AI is making new, functional, enzymes now
Artificial intelligence has been used to develop a new enzyme that can catalyze a multistep chemical reaction!

Enzymes are like little chemistry magicians.
They make complex chemical reactions happen at room temperature that would be nearly impossible to perform outside of an advanced laboratory.
And they’re able to perform these amazing chemical feats because enzymes work by grabbing onto molecules and forcing them together (or pulling them apart) at the molecular level.
All of this happens within the “active site” of an enzyme which is a cavity within the protein that interacts with the molecules that are participating in the chemical reaction.
But enzymes don’t JUST force molecules together, sometimes they become intermediaries within the process and covalently bond to these molecules to get them into the right state to perform the next step in the reaction.
That is to say, this is all really complex and it’s a wonder that enzymes have evolved to be able to perform these fantastic feats.

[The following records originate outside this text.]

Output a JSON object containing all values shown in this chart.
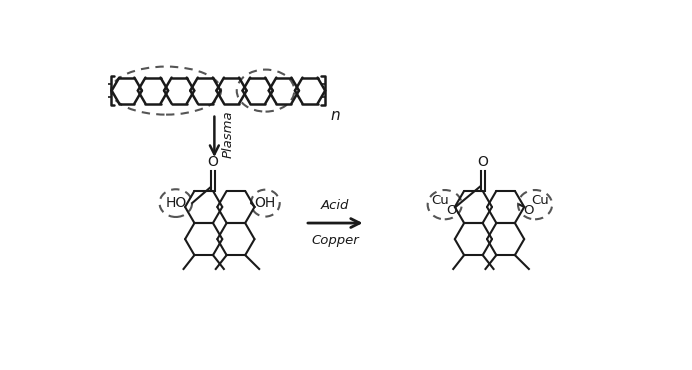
{
  "bg_color": "#ffffff",
  "line_color": "#1a1a1a",
  "dashed_color": "#555555",
  "plasma_label": "Plasma",
  "acid_label": "Acid",
  "copper_label": "Copper",
  "n_label": "n",
  "ho_label": "HO",
  "oh_label": "OH",
  "o_label": "O",
  "cu_label": "Cu",
  "o_cu_label": "O"
}
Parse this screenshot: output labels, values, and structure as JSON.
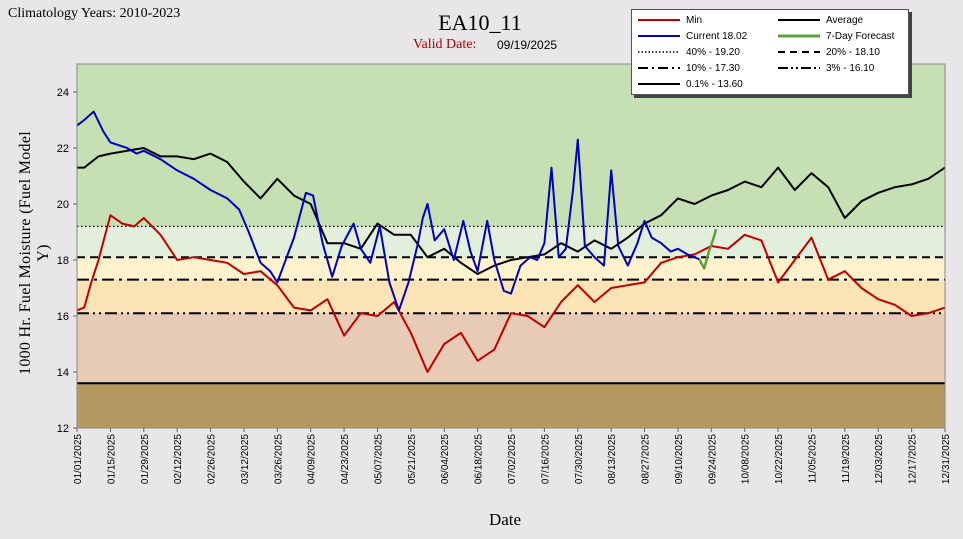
{
  "header": {
    "climatology": "Climatology Years: 2010-2023",
    "title": "EA10_11",
    "valid_label": "Valid Date:",
    "valid_date": "09/19/2025"
  },
  "colors": {
    "min": "#c00000",
    "current": "#0000c0",
    "average": "#000000",
    "forecast": "#5ca040",
    "band_above_40": "#c6e0b4",
    "band_20_40": "#e2efda",
    "band_10_20": "#fff2cc",
    "band_3_10": "#fce4b6",
    "band_01_3": "#e8cbb6",
    "band_below_01": "#b49a60"
  },
  "legend": [
    {
      "label": "Min",
      "icon": "line-solid-red"
    },
    {
      "label": "Average",
      "icon": "line-solid-black"
    },
    {
      "label": "Current 18.02",
      "icon": "line-solid-blue"
    },
    {
      "label": "7-Day Forecast",
      "icon": "line-solid-green"
    },
    {
      "label": "40% -  19.20",
      "icon": "line-dotted"
    },
    {
      "label": "20% -  18.10",
      "icon": "line-dashed"
    },
    {
      "label": "10% -  17.30",
      "icon": "line-dash-dot"
    },
    {
      "label": "3% -  16.10",
      "icon": "line-dash-dot-dot"
    },
    {
      "label": "0.1% -  13.60",
      "icon": "line-solid-thin"
    }
  ],
  "chart_data": {
    "type": "line",
    "xlabel": "Date",
    "ylabel": "1000 Hr. Fuel Moisture  (Fuel Model Y)",
    "ylim": [
      12,
      25
    ],
    "yticks": [
      12,
      14,
      16,
      18,
      20,
      22,
      24
    ],
    "xrange": [
      "01/01/2025",
      "12/31/2025"
    ],
    "xticks": [
      "01/01/2025",
      "01/15/2025",
      "01/29/2025",
      "02/12/2025",
      "02/26/2025",
      "03/12/2025",
      "03/26/2025",
      "04/09/2025",
      "04/23/2025",
      "05/07/2025",
      "05/21/2025",
      "06/04/2025",
      "06/18/2025",
      "07/02/2025",
      "07/16/2025",
      "07/30/2025",
      "08/13/2025",
      "08/27/2025",
      "09/10/2025",
      "09/24/2025",
      "10/08/2025",
      "10/22/2025",
      "11/05/2025",
      "11/19/2025",
      "12/03/2025",
      "12/17/2025",
      "12/31/2025"
    ],
    "grid": false,
    "legend_position": "top-right",
    "percentiles": [
      {
        "name": "40%",
        "value": 19.2,
        "style": "dotted"
      },
      {
        "name": "20%",
        "value": 18.1,
        "style": "dashed"
      },
      {
        "name": "10%",
        "value": 17.3,
        "style": "dash-dot"
      },
      {
        "name": "3%",
        "value": 16.1,
        "style": "dash-dot-dot"
      },
      {
        "name": "0.1%",
        "value": 13.6,
        "style": "solid"
      }
    ],
    "series": [
      {
        "name": "Average",
        "x": [
          "01/01",
          "01/04",
          "01/10",
          "01/15",
          "01/22",
          "01/29",
          "02/05",
          "02/12",
          "02/19",
          "02/26",
          "03/05",
          "03/12",
          "03/19",
          "03/26",
          "04/02",
          "04/09",
          "04/16",
          "04/23",
          "04/30",
          "05/07",
          "05/14",
          "05/21",
          "05/28",
          "06/04",
          "06/11",
          "06/18",
          "06/25",
          "07/02",
          "07/09",
          "07/16",
          "07/23",
          "07/30",
          "08/06",
          "08/13",
          "08/20",
          "08/27",
          "09/03",
          "09/10",
          "09/17",
          "09/24",
          "10/01",
          "10/08",
          "10/15",
          "10/22",
          "10/29",
          "11/05",
          "11/12",
          "11/19",
          "11/26",
          "12/03",
          "12/10",
          "12/17",
          "12/24",
          "12/31"
        ],
        "y": [
          21.3,
          21.3,
          21.7,
          21.8,
          21.9,
          22.0,
          21.7,
          21.7,
          21.6,
          21.8,
          21.5,
          20.8,
          20.2,
          20.9,
          20.3,
          20.0,
          18.6,
          18.6,
          18.4,
          19.3,
          18.9,
          18.9,
          18.1,
          18.4,
          17.9,
          17.5,
          17.8,
          18.0,
          18.1,
          18.2,
          18.6,
          18.3,
          18.7,
          18.4,
          18.8,
          19.3,
          19.6,
          20.2,
          20.0,
          20.3,
          20.5,
          20.8,
          20.6,
          21.3,
          20.5,
          21.1,
          20.6,
          19.5,
          20.1,
          20.4,
          20.6,
          20.7,
          20.9,
          21.3
        ]
      },
      {
        "name": "Min",
        "x": [
          "01/01",
          "01/04",
          "01/07",
          "01/10",
          "01/15",
          "01/20",
          "01/25",
          "01/29",
          "02/05",
          "02/12",
          "02/19",
          "02/26",
          "03/05",
          "03/12",
          "03/19",
          "03/26",
          "04/02",
          "04/09",
          "04/16",
          "04/23",
          "04/30",
          "05/07",
          "05/14",
          "05/21",
          "05/28",
          "06/04",
          "06/11",
          "06/18",
          "06/25",
          "07/02",
          "07/09",
          "07/16",
          "07/23",
          "07/30",
          "08/06",
          "08/13",
          "08/20",
          "08/27",
          "09/03",
          "09/10",
          "09/17",
          "09/24",
          "10/01",
          "10/08",
          "10/15",
          "10/22",
          "10/29",
          "11/05",
          "11/12",
          "11/19",
          "11/26",
          "12/03",
          "12/10",
          "12/17",
          "12/24",
          "12/31"
        ],
        "y": [
          16.2,
          16.3,
          17.2,
          18.0,
          19.6,
          19.3,
          19.2,
          19.5,
          18.9,
          18.0,
          18.1,
          18.0,
          17.9,
          17.5,
          17.6,
          17.1,
          16.3,
          16.2,
          16.6,
          15.3,
          16.1,
          16.0,
          16.5,
          15.4,
          14.0,
          15.0,
          15.4,
          14.4,
          14.8,
          16.1,
          16.0,
          15.6,
          16.5,
          17.1,
          16.5,
          17.0,
          17.1,
          17.2,
          17.9,
          18.1,
          18.2,
          18.5,
          18.4,
          18.9,
          18.7,
          17.2,
          18.0,
          18.8,
          17.3,
          17.6,
          17.0,
          16.6,
          16.4,
          16.0,
          16.1,
          16.3
        ]
      },
      {
        "name": "Current 18.02",
        "x": [
          "01/01",
          "01/04",
          "01/08",
          "01/12",
          "01/15",
          "01/22",
          "01/26",
          "01/29",
          "02/05",
          "02/12",
          "02/19",
          "02/26",
          "03/05",
          "03/10",
          "03/14",
          "03/19",
          "03/23",
          "03/26",
          "04/02",
          "04/07",
          "04/10",
          "04/14",
          "04/18",
          "04/22",
          "04/27",
          "04/30",
          "05/04",
          "05/08",
          "05/12",
          "05/16",
          "05/20",
          "05/24",
          "05/26",
          "05/28",
          "05/31",
          "06/04",
          "06/08",
          "06/12",
          "06/15",
          "06/18",
          "06/22",
          "06/25",
          "06/29",
          "07/02",
          "07/06",
          "07/10",
          "07/13",
          "07/16",
          "07/19",
          "07/22",
          "07/25",
          "07/28",
          "07/30",
          "08/02",
          "08/06",
          "08/10",
          "08/13",
          "08/16",
          "08/20",
          "08/24",
          "08/27",
          "08/30",
          "09/03",
          "09/07",
          "09/10",
          "09/14",
          "09/17",
          "09/19"
        ],
        "y": [
          22.8,
          23.0,
          23.3,
          22.6,
          22.2,
          22.0,
          21.8,
          21.9,
          21.6,
          21.2,
          20.9,
          20.5,
          20.2,
          19.8,
          19.0,
          17.9,
          17.6,
          17.2,
          18.8,
          20.4,
          20.3,
          18.6,
          17.4,
          18.5,
          19.3,
          18.4,
          17.9,
          19.2,
          17.2,
          16.2,
          17.2,
          18.6,
          19.5,
          20.0,
          18.7,
          19.1,
          18.0,
          19.4,
          18.3,
          17.6,
          19.4,
          18.0,
          16.9,
          16.8,
          17.8,
          18.1,
          18.0,
          18.6,
          21.3,
          18.1,
          18.4,
          20.5,
          22.3,
          18.5,
          18.1,
          17.8,
          21.2,
          18.5,
          17.8,
          18.6,
          19.4,
          18.8,
          18.6,
          18.3,
          18.4,
          18.2,
          18.1,
          18.02
        ]
      },
      {
        "name": "7-Day Forecast",
        "x": [
          "09/19",
          "09/21",
          "09/23",
          "09/25",
          "09/26"
        ],
        "y": [
          18.02,
          17.7,
          18.3,
          18.8,
          19.1
        ]
      }
    ]
  }
}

It also means that designing our own enzymes is incredibly tough, and until recently our best techniques for building new enzymes involved processes like “directed evolution” or just plain old trial and error.
Directed evolution is where you take an organism (usually a bacterium), expose it to nasty conditions containing the molecule you want it to deal with, and through multiple rounds of selection, find a bacterium that eventually develops useful enzymes that do the thing you want them to do.
But this is a time consuming process and rarely ends up producing enzymes that are highly efficient!
There has to be a better way, right?!
That better way for a long time seemed like it was going to involve computational biology, but even using complex supercomputers, we couldn’t really develop useful enzymes that could perform multi-step chemical reactions!
Usually what got made could perform single steps, but then they would be gummed up in the process before moving on to the next step of the reaction.
That’s super frustrating!
However, we now have AI algorithms that we can solve these computational problems and we can employ them to help us iterate through candidate proteins that might be able to help us produce enzymatic magicians of our own.
In this week’s paper, researchers attempted to use AI to develop novel serine hydrolases.
These are enzymes that catalyze the breaking of ester bonds using water!
While that sounds simple, breaking an ester bond using an enzyme is a 3 step reaction!
And previous attempts at making this type of ester hydrolase from scratch have ended in failure.
In the figure above, though, you can see that this diffusion based AI ended up finding a few COMPLETELY NEW proteins that actually worked!
A is a model of the active site, B has a table showing what parts of the active site were designed during each round (r1, r2, r3) and then a success table to the right of that showing that only 1.5% of tested enzymes could complete the multi-step (turnover) reaction!, C shows the 3 phases of the reaction and substrates, D shows 4 enzyme structures with a zoom in of their active sites (folded in alphafold 2), E shows the activity of these 4 enzymes - The first two were made in design round 1 and have a plateau which means they didn’t make it past the first step of the reaction while the bottom two enzymes don't show a plateau because they could complete the entire reaction cycle (these are the 2 enzymes that worked in design round 3!), and F is a Michaelis-Menten plot of the catalytic activity of each enzyme.
The researchers went on to show that they could further improve the catalytic activity of the round 3 enzymes and they were able to create at least one that had similar activity as a naturally occurring serine hydrolase.
But the big step forward here is that these newly designed hydrolases have completely different folded structures than their biological counterparts meaning that AI could soon aid in the development of totally novel proteins.
One thing to keep in mind here though is that this AI didn’t just spit out immediately useful structures!
There was a lot of screening that needed to be done here.
Each design round ended with ~200 candidates that were expressed in e. Coli and then tested for their catalytic activity before being used to seed the next design round.
This exquisitely highlights the need for validating the outputs of the solutions that come out of any generative AI model.
But the future of AI assisted protein design looks promising!